Relatives of the victims of the Sept. 11 attacks are reportedly calling for the Justice Department’s inspector general to investigate the failure of the FBI to produce certain pieces of evidence from its investigation.
The victims’ relatives regard the missing evidence as crucial in proving their premise that the Saudi kingdom was complicit in the attacks of 9/11. This thesis forms the foundation of a pending federal lawsuit in New York, though U.S. investigations have not conclusively established such a link.
Among the alleged pieces of evidence the families say the FBI has failed to produce are, phone records of calls between conspirators in the attacks, records of witness interviews and photographs of a Saudi diplomat with two of the hijackers, Nawaf al-Hazmi and Khalid al-Mihdhar outside a mosque, in southern California (SF Gate).
The families also asked the FBI to turn over a video they say shows a Saudi national having a party for two of the hijackers, but last year the FBI said it has searched for the recording and has not been unable to find it.

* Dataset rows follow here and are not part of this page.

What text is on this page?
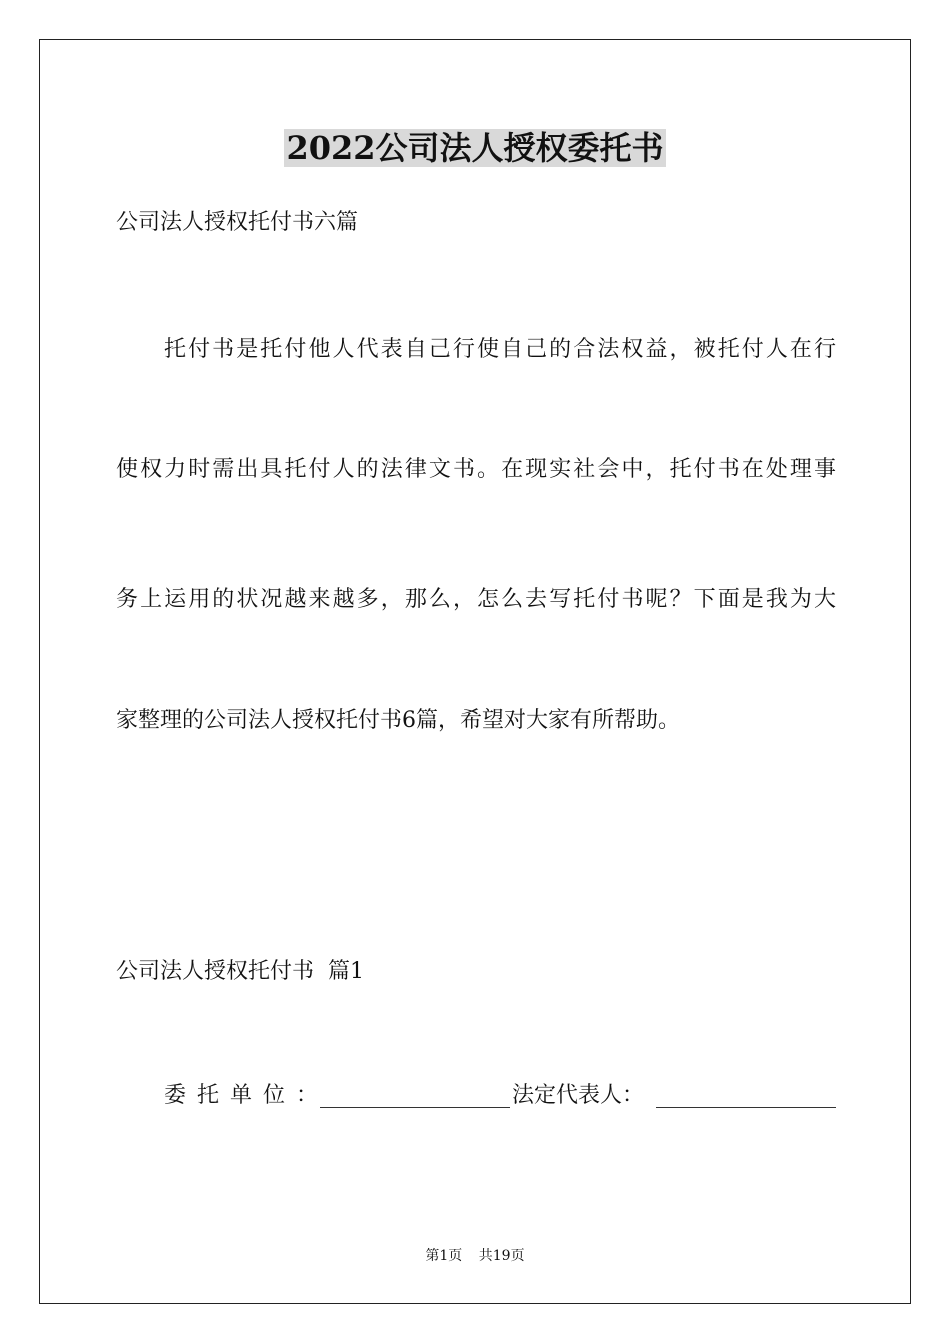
2022公司法人授权委托书
公司法人授权托付书六篇
托付书是托付他人代表自己行使自己的合法权益，被托付人在行
使权力时需出具托付人的法律文书。在现实社会中，托付书在处理事
务上运用的状况越来越多，那么，怎么去写托付书呢？下面是我为大
家整理的公司法人授权托付书6篇，希望对大家有所帮助。
公司法人授权托付书  篇1
委托单位：	法定代表人：
第1页 共19页
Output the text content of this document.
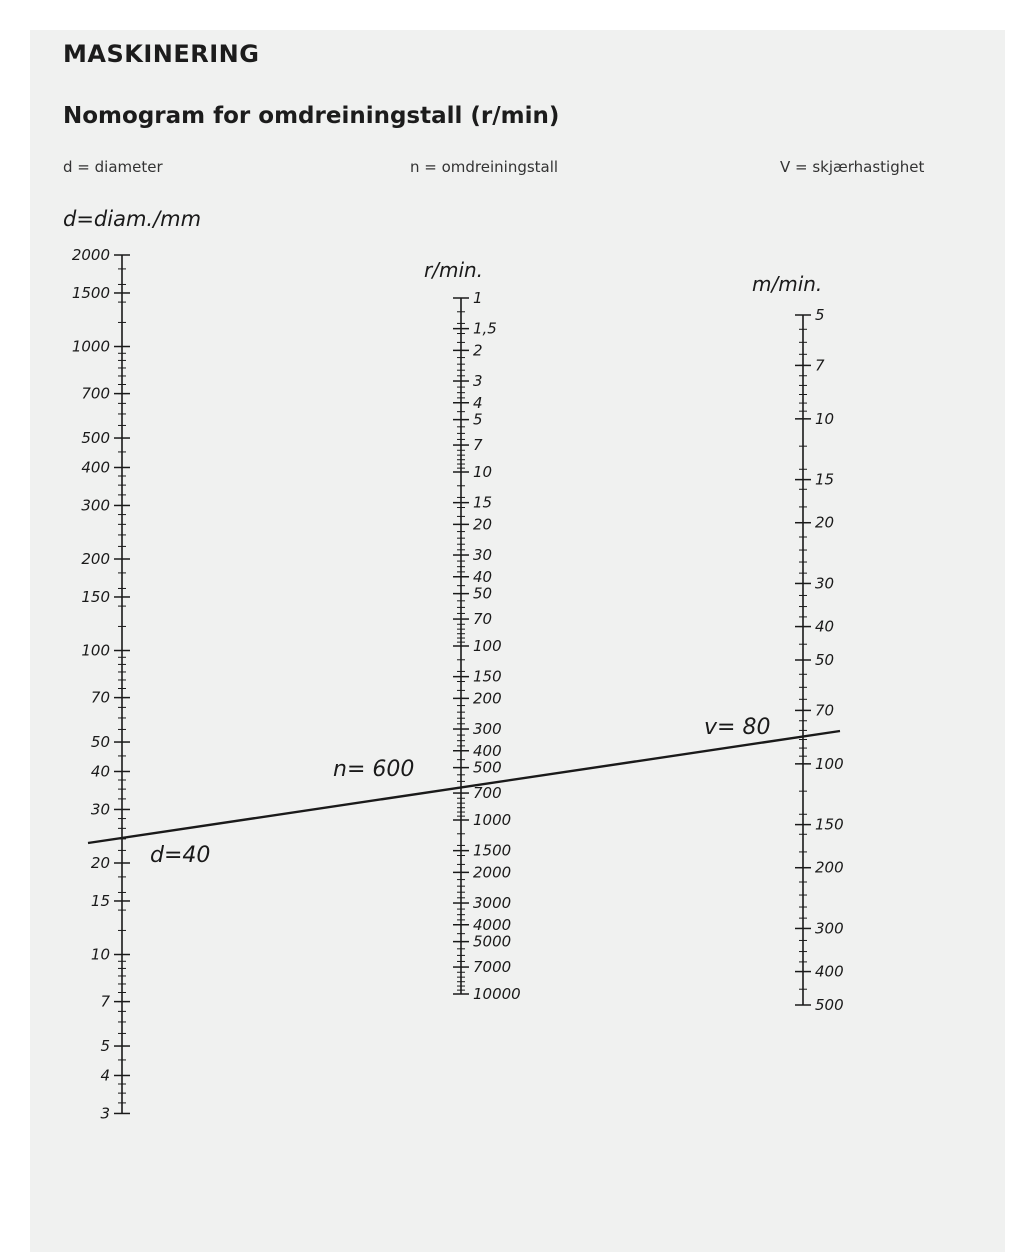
MASKINERING
Nomogram for omdreiningstall (r/min)
d = diameter	n = omdreiningstall	V = skjærhastighet
2000
1500
1000
700
500
400
300
200
150
100
70
50
40
30
20
15
10
7
5
4
3
1
1,5
2
3
4
5
7
10
15
20
30
40
50
70
100
150
200
300
400
500
700
1000
1500
2000
3000
4000
5000
7000
10000
5
7
10
15
20
30
40
50
70
100
150
200
300
400
500
d=diam./mm
r/min.
m/min.
d=40
n= 600
v= 80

The FBI said it could not locate the evidence that the families had requested. In the case of a photograph, the FBI they were not aware of it and “its search did not reveal the photograph.”
The complaint filed urges Inspector General Michael Horowitz to “examine whether one or more FBI officials committed willful misconduct with intent to destroy or secrete evidence to avoid its disclosure” (ABC News).